Spring Meadow Infant School in High Barns, Ely, falls from ‘good’ to ‘requires improvement’ – despite new headteacher’s ‘unwavering determination’
PUBLISHED: 06:30 03 January 2018
A school in High Barns, Ely, has been told it requires improvement – despite headteacher Annette Blewett’s “unwavering determination to secure an excellent standard of education”.
Spring Meadow Infant School, which has 348 pupils aged three to seven, was rated good in its last inspection in 2013. However four years later, overall effectiveness at the setting ‘requires improvement’ in three areas out of five according to Ofsted.
In a report the inspector states there are “too many variations in the quality of teaching, learning and assessment, particularly in English, across the school.
“Some teachers do not use the information they have about pupils’ current skills to set activities that meet pupils’ needs or extend their learning,” states the report.
“Tasks are not adapted quickly enough within lessons as the needs of pupils change. Assessment systems for the broader curriculum are not in place.
“Expectations of leaders in early years are not high enough.

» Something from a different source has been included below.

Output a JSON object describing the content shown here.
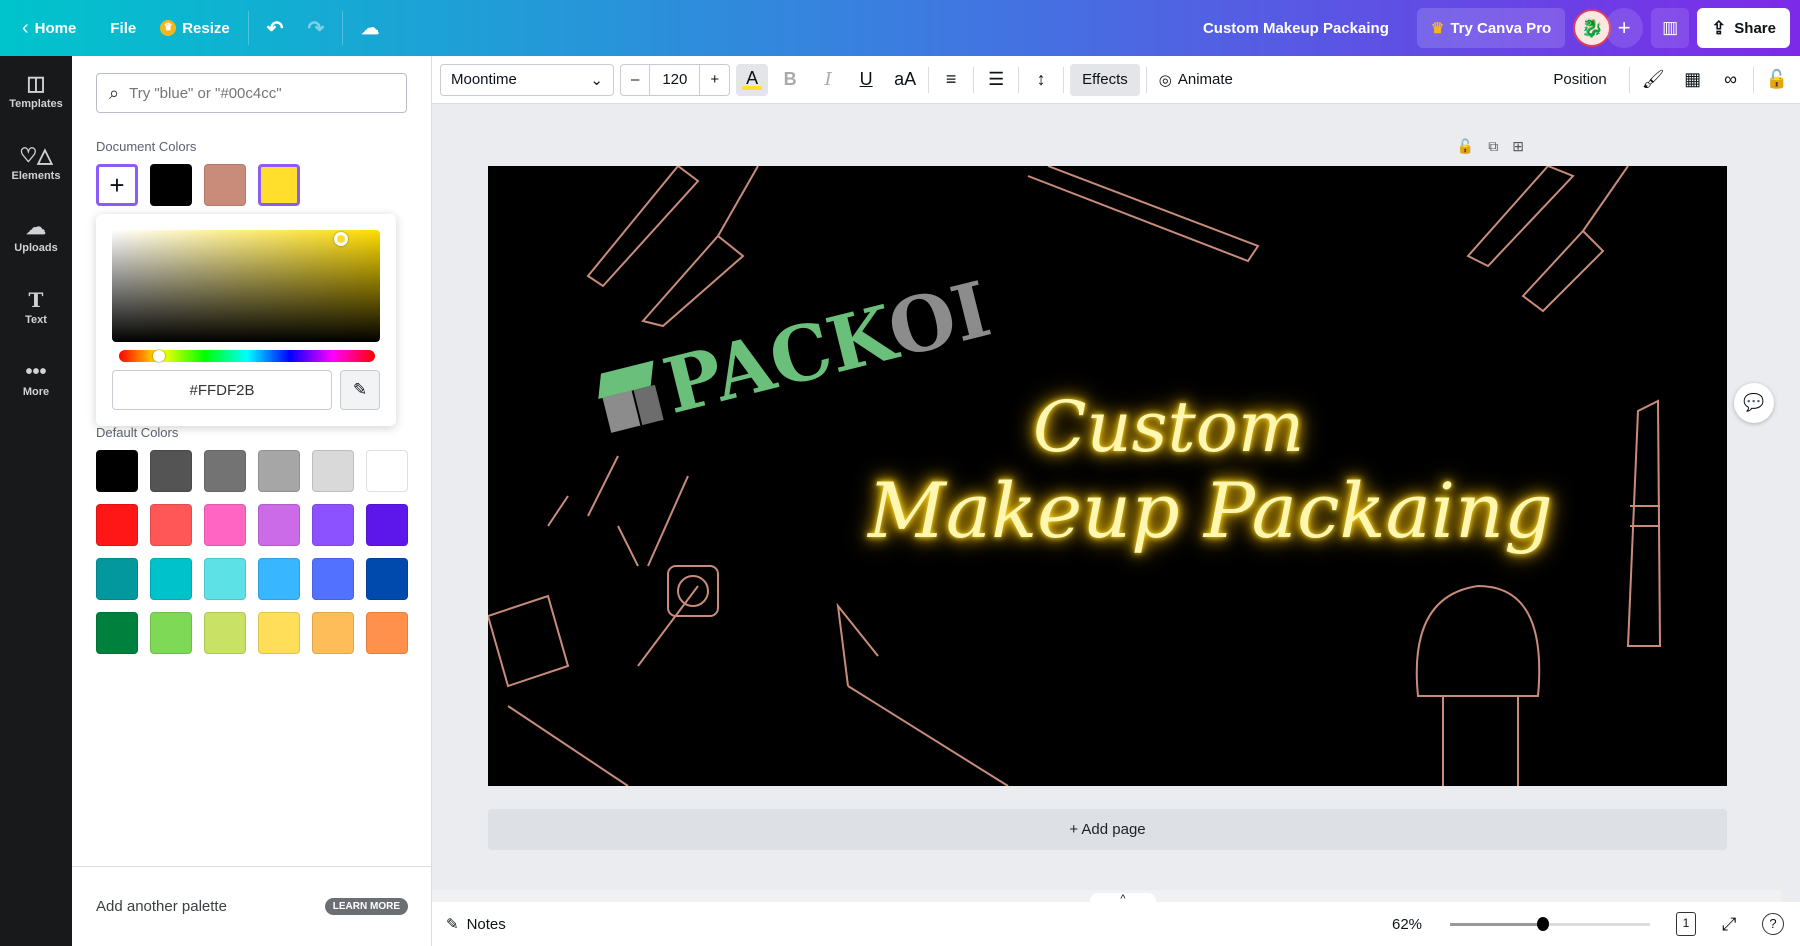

Many children, especially those who have special educational needs and/or disabilities and disadvantaged children are not prepared sufficiently well for Key Stage 1.
“Sometimes, tasks in early years lack focus. Adults do not intervene well enough to guide children, particularly in developing their reading and writing skills.”
The report however states a number of strengths, including that headteacher Annette Blewett, who joined the school in September 2017, is “providing strategic direction.
“She has clear determination for school improvement and achieving the best possible outcomes for pupils,” the report says.
“Leaders and governors have an accurate view of the strengths and weaknesses of the school. Roles and responsibilities have been established. Staff are accountable for demonstrating the impact of their work in carrying out the school improvement plan successfully.”
It adds that safeguarding is effective, and that “leaders and governors ensure that the school provides a safe and nurturing environment for pupils.
“Pupils are polite and well behaved. This is an inclusive school where pupils work and play happily and safely together.”
In terms of special educational needs, the report says “pupils are well supported so that they make good progress from their starting points.
“They are gradually integrated into the main school to access the curriculum alongside their peers. Parents are overwhelmingly positive about the school.”
One parent is quoted by Ofsted as saying: “This is a friendly school that works hard to build a community. The staff all care greatly about the children and cultivate a wonderful feel to the school.”